TL;DR
Through the use of a customized CUDA kernel and speculative decoding optimized for inference workloads, we achieved a throughput of 414 tokens per second on Kim K2.5 operating on an Nvidia B200 GPU. This makes us one of many first suppliers to succeed in over 400 tokens per second with a 1 trillion parameter inference mannequin.
We’re excited to share it forward of Nvidia GTC Clarifai inference engine Kimi achieved a throughput of 414 tokens per second (TPS) with K2.5, rating it among the many prime inference suppliers for Frontier inference fashions. synthetic evaluation. Our platform, operating on Nvidia B200 GPU infrastructure, offers production-grade efficiency for agent workflows and complicated inference duties.
Determine 1: Clarifai achieves 414 tokens per second on Kim K2.5, rating as one of many quickest inference suppliers within the Synthetic Evaluation benchmark.
Why your K2.5’s efficiency issues
Kimi K2.5 is a trillion-parameter inference mannequin with a 384-expert mixed-expert structure that prompts 32 billion parameters per request. Constructed by Moonshot AI with native multimodal coaching on 15 trillion combined visible and textual tokens, the mannequin delivers robust efficiency throughout key benchmarks. HLE utilizing the instrument was 50.2%, SWE-Bench validated was 76.8%, and BrowseComp was 78.4%.
As a reasoning mannequin, Kimi K2.5 generates an prolonged thought sequence earlier than the ultimate reply. Clarifai achieved a time to first response token of 6 seconds. This contains the mannequin’s inner suppose time earlier than offering a response. Throughput straight impacts the end-to-end response time of agent programs, code technology, and multimodal inference duties. 414 TPS to get the velocity you want for manufacturing deployments.

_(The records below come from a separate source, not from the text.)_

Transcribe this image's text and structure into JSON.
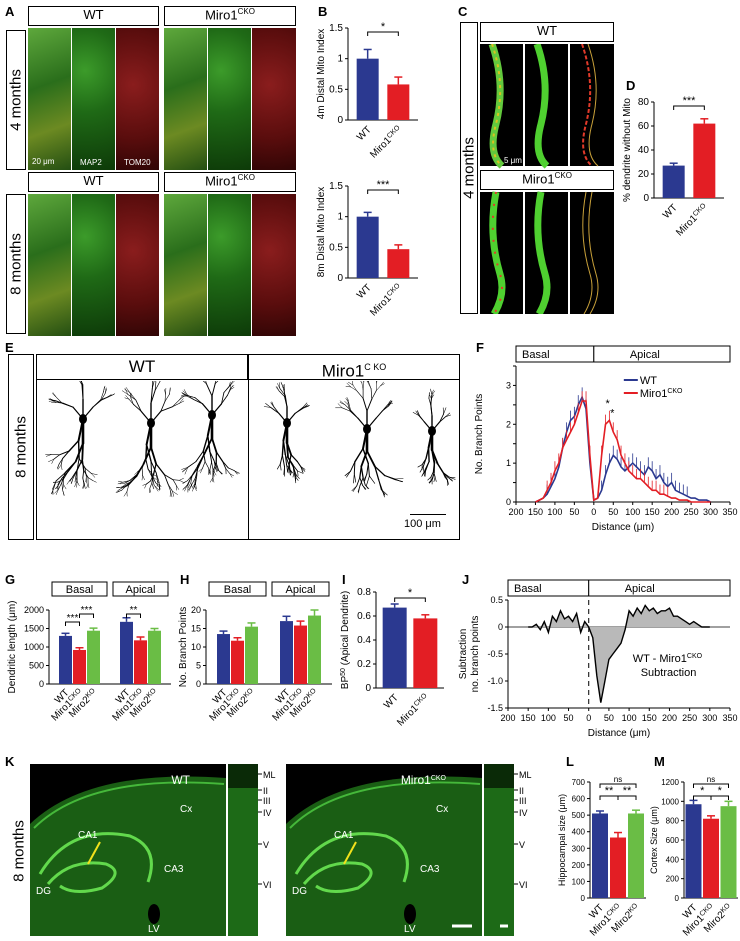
{
  "panels": {
    "A": {
      "label": "A",
      "wt": "WT",
      "cko": "Miro1",
      "cko_sup": "CKO",
      "row1": "4 months",
      "row2": "8 months",
      "scale": "20 μm",
      "ch_map2": "MAP2",
      "ch_tom20": "TOM20"
    },
    "B": {
      "label": "B"
    },
    "C": {
      "label": "C",
      "wt": "WT",
      "cko": "Miro1",
      "cko_sup": "CKO",
      "row": "4 months",
      "scale": "5 μm"
    },
    "D": {
      "label": "D"
    },
    "E": {
      "label": "E",
      "wt": "WT",
      "cko": "Miro1",
      "cko_sup": "C KO",
      "row": "8 months",
      "scale": "100 μm"
    },
    "F": {
      "label": "F"
    },
    "G": {
      "label": "G"
    },
    "H": {
      "label": "H"
    },
    "I": {
      "label": "I"
    },
    "J": {
      "label": "J"
    },
    "K": {
      "label": "K",
      "wt": "WT",
      "cko": "Miro1",
      "cko_sup": "CKO",
      "row": "8 months",
      "regions": [
        "CA1",
        "CA3",
        "DG",
        "LV",
        "Cx"
      ],
      "layers": [
        "ML",
        "II",
        "III",
        "IV",
        "V",
        "VI"
      ]
    },
    "L": {
      "label": "L"
    },
    "M": {
      "label": "M"
    }
  },
  "chart_data": [
    {
      "id": "B1",
      "type": "bar",
      "ylabel": "4m Distal Mito Index",
      "categories": [
        "WT",
        "Miro1CKO"
      ],
      "values": [
        1.0,
        0.58
      ],
      "errors": [
        0.15,
        0.12
      ],
      "ylim": [
        0,
        1.5
      ],
      "yticks": [
        0,
        0.5,
        1,
        1.5
      ],
      "sig": [
        "*"
      ]
    },
    {
      "id": "B2",
      "type": "bar",
      "ylabel": "8m Distal Mito Index",
      "categories": [
        "WT",
        "Miro1CKO"
      ],
      "values": [
        1.0,
        0.47
      ],
      "errors": [
        0.07,
        0.07
      ],
      "ylim": [
        0,
        1.5
      ],
      "yticks": [
        0,
        0.5,
        1,
        1.5
      ],
      "sig": [
        "***"
      ]
    },
    {
      "id": "D",
      "type": "bar",
      "ylabel": "% dendrite without Mito",
      "categories": [
        "WT",
        "Miro1CKO"
      ],
      "values": [
        27,
        62
      ],
      "errors": [
        2,
        4
      ],
      "ylim": [
        0,
        80
      ],
      "yticks": [
        0,
        20,
        40,
        60,
        80
      ],
      "sig": [
        "***"
      ]
    },
    {
      "id": "F",
      "type": "line",
      "ylabel": "No. Branch Points",
      "xlabel": "Distance (μm)",
      "regions": [
        "Basal",
        "Apical"
      ],
      "legend": [
        "WT",
        "Miro1"
      ],
      "legend_sup": "CKO",
      "xticks": [
        "200",
        "150",
        "100",
        "50",
        "0",
        "50",
        "100",
        "150",
        "200",
        "250",
        "300",
        "350"
      ],
      "yticks": [
        0,
        0.5,
        1,
        1.5,
        2,
        2.5,
        3,
        3.5
      ],
      "ylim": [
        0,
        3.5
      ],
      "x": [
        -150,
        -140,
        -130,
        -120,
        -110,
        -100,
        -90,
        -80,
        -70,
        -60,
        -50,
        -40,
        -30,
        -20,
        -10,
        0,
        10,
        20,
        30,
        40,
        50,
        60,
        70,
        80,
        90,
        100,
        110,
        120,
        130,
        140,
        150,
        160,
        170,
        180,
        190,
        200,
        210,
        220,
        230,
        240,
        250,
        260,
        270,
        280,
        290,
        300
      ],
      "series": [
        {
          "name": "WT",
          "color": "#2b3990",
          "values": [
            0,
            0.05,
            0.1,
            0.2,
            0.4,
            0.6,
            0.9,
            1.4,
            1.8,
            2.1,
            2.2,
            2.5,
            2.7,
            2.4,
            1.0,
            0.05,
            0.1,
            0.3,
            0.7,
            1.0,
            1.2,
            1.1,
            0.9,
            0.8,
            0.9,
            1.0,
            0.9,
            0.8,
            0.7,
            0.9,
            0.8,
            0.6,
            0.7,
            0.5,
            0.4,
            0.5,
            0.3,
            0.25,
            0.2,
            0.15,
            0.1,
            0.1,
            0.05,
            0.05,
            0.05,
            0
          ]
        },
        {
          "name": "Miro1CKO",
          "color": "#e31e24",
          "values": [
            0,
            0.05,
            0.1,
            0.3,
            0.5,
            0.8,
            1.0,
            1.4,
            1.6,
            1.8,
            2.0,
            2.3,
            2.6,
            2.6,
            1.2,
            0.05,
            0.1,
            1.2,
            2.0,
            2.1,
            1.8,
            1.6,
            1.2,
            1.0,
            0.8,
            0.7,
            0.6,
            0.6,
            0.5,
            0.4,
            0.3,
            0.3,
            0.2,
            0.2,
            0.15,
            0.1,
            0.1,
            0.05,
            0.05,
            0.05,
            0,
            0,
            0,
            0,
            0,
            0
          ]
        }
      ],
      "sig": [
        "*",
        "*"
      ]
    },
    {
      "id": "G",
      "type": "bar",
      "ylabel": "Dendritic length (μm)",
      "groups": [
        "Basal",
        "Apical"
      ],
      "categories": [
        "WT",
        "Miro1CKO",
        "Miro2KO"
      ],
      "series": [
        {
          "name": "Basal",
          "values": [
            1300,
            920,
            1440
          ],
          "errors": [
            70,
            60,
            70
          ]
        },
        {
          "name": "Apical",
          "values": [
            1680,
            1180,
            1440
          ],
          "errors": [
            110,
            90,
            60
          ]
        }
      ],
      "ylim": [
        0,
        2000
      ],
      "yticks": [
        0,
        500,
        1000,
        1500,
        2000
      ],
      "colors": [
        "#2b3990",
        "#e31e24",
        "#6abd45"
      ],
      "sig": [
        "***",
        "***",
        "**"
      ]
    },
    {
      "id": "H",
      "type": "bar",
      "ylabel": "No. Branch Points",
      "groups": [
        "Basal",
        "Apical"
      ],
      "categories": [
        "WT",
        "Miro1CKO",
        "Miro2KO"
      ],
      "series": [
        {
          "name": "Basal",
          "values": [
            13.5,
            11.7,
            15.5
          ],
          "errors": [
            0.8,
            0.8,
            1.0
          ]
        },
        {
          "name": "Apical",
          "values": [
            17.0,
            15.8,
            18.5
          ],
          "errors": [
            1.3,
            1.2,
            1.5
          ]
        }
      ],
      "ylim": [
        0,
        20
      ],
      "yticks": [
        0,
        5,
        10,
        15,
        20
      ],
      "colors": [
        "#2b3990",
        "#e31e24",
        "#6abd45"
      ]
    },
    {
      "id": "I",
      "type": "bar",
      "ylabel": "BP",
      "ylabel_sup": "50",
      "ylabel_rest": " (Apical Dendrite)",
      "categories": [
        "WT",
        "Miro1CKO"
      ],
      "values": [
        0.67,
        0.58
      ],
      "errors": [
        0.03,
        0.03
      ],
      "ylim": [
        0,
        0.8
      ],
      "yticks": [
        0,
        0.2,
        0.4,
        0.6,
        0.8
      ],
      "sig": [
        "*"
      ]
    },
    {
      "id": "J",
      "type": "area",
      "ylabel": "Subtraction",
      "ylabel2": "no. branch points",
      "xlabel": "Distance (μm)",
      "regions": [
        "Basal",
        "Apical"
      ],
      "annotation": "WT - Miro1",
      "annotation_sup": "CKO",
      "annotation2": "Subtraction",
      "xticks": [
        "200",
        "150",
        "100",
        "50",
        "0",
        "50",
        "100",
        "150",
        "200",
        "250",
        "300",
        "350"
      ],
      "yticks": [
        0.5,
        0,
        -0.5,
        -1.0,
        -1.5
      ],
      "ylim": [
        -1.5,
        0.5
      ],
      "x": [
        -150,
        -140,
        -130,
        -120,
        -110,
        -100,
        -90,
        -80,
        -70,
        -60,
        -50,
        -40,
        -30,
        -20,
        -10,
        0,
        10,
        20,
        30,
        40,
        50,
        60,
        70,
        80,
        90,
        100,
        110,
        120,
        130,
        140,
        150,
        160,
        170,
        180,
        190,
        200,
        210,
        220,
        230,
        240,
        250,
        260,
        270,
        280,
        290,
        300
      ],
      "values": [
        0,
        0,
        0.05,
        -0.05,
        0.1,
        -0.1,
        0.2,
        0.1,
        0.3,
        0.15,
        0.2,
        0.1,
        0.25,
        -0.1,
        0.1,
        0,
        -0.2,
        -0.9,
        -1.4,
        -1.0,
        -0.6,
        -0.5,
        -0.4,
        -0.3,
        -0.05,
        0.3,
        0.2,
        0.35,
        0.25,
        0.4,
        0.3,
        0.35,
        0.25,
        0.3,
        0.3,
        0.35,
        0.2,
        0.2,
        0.15,
        0.1,
        0.05,
        0.1,
        0.05,
        0,
        0,
        0
      ]
    },
    {
      "id": "L",
      "type": "bar",
      "ylabel": "Hippocampal size (μm)",
      "categories": [
        "WT",
        "Miro1CKO",
        "Miro2KO"
      ],
      "values": [
        510,
        365,
        510
      ],
      "errors": [
        15,
        30,
        20
      ],
      "ylim": [
        0,
        700
      ],
      "yticks": [
        0,
        100,
        200,
        300,
        400,
        500,
        600,
        700
      ],
      "colors": [
        "#2b3990",
        "#e31e24",
        "#6abd45"
      ],
      "sig": [
        "**",
        "**",
        "ns"
      ]
    },
    {
      "id": "M",
      "type": "bar",
      "ylabel": "Cortex Size (μm)",
      "categories": [
        "WT",
        "Miro1CKO",
        "Miro2KO"
      ],
      "values": [
        970,
        820,
        950
      ],
      "errors": [
        40,
        30,
        50
      ],
      "ylim": [
        0,
        1200
      ],
      "yticks": [
        0,
        200,
        400,
        600,
        800,
        1000,
        1200
      ],
      "colors": [
        "#2b3990",
        "#e31e24",
        "#6abd45"
      ],
      "sig": [
        "*",
        "*",
        "ns"
      ]
    }
  ]
}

Determine 2: Time to first response token (TTFT) efficiency throughout inference suppliers as measured by synthetic evaluation utilizing 10,000 enter tokens.
Tips on how to optimize throughput
Clarifai inference engine Use three core optimizations for large-scale inference fashions.
Customized CUDA kernel Reduces reminiscence stalls and enhances cache locality. Optimize low-level GPU operations to maintain streaming multiprocessors lively throughout inference, somewhat than ready for knowledge to maneuver.
speculative decoding Predict attainable token paths and remove errors rapidly. This reduces wasted computation through the mannequin’s thought sequence, a standard sample in inference workloads.
adaptive optimization Constantly be taught from workload conduct. The system dynamically adjusts batch processing, reminiscence reuse, and execution paths based mostly on precise request patterns. These enhancements worsen over time, particularly for repetitive duties widespread in agent workflows.
Operating on the Nvidia B200 infrastructure provides you the {hardware} basis to push the boundaries of efficiency, whereas the inference optimization stack delivers software-level enhancements.
Create with you K2.5
Kimi K2.5 is now accessible on the Clarifai platform. Strive it out first through the Playground or API.
If you happen to want devoted compute to deploy Kimi K2.5 or different related prime open fashions at scale for manufacturing workloads, contact our workforce.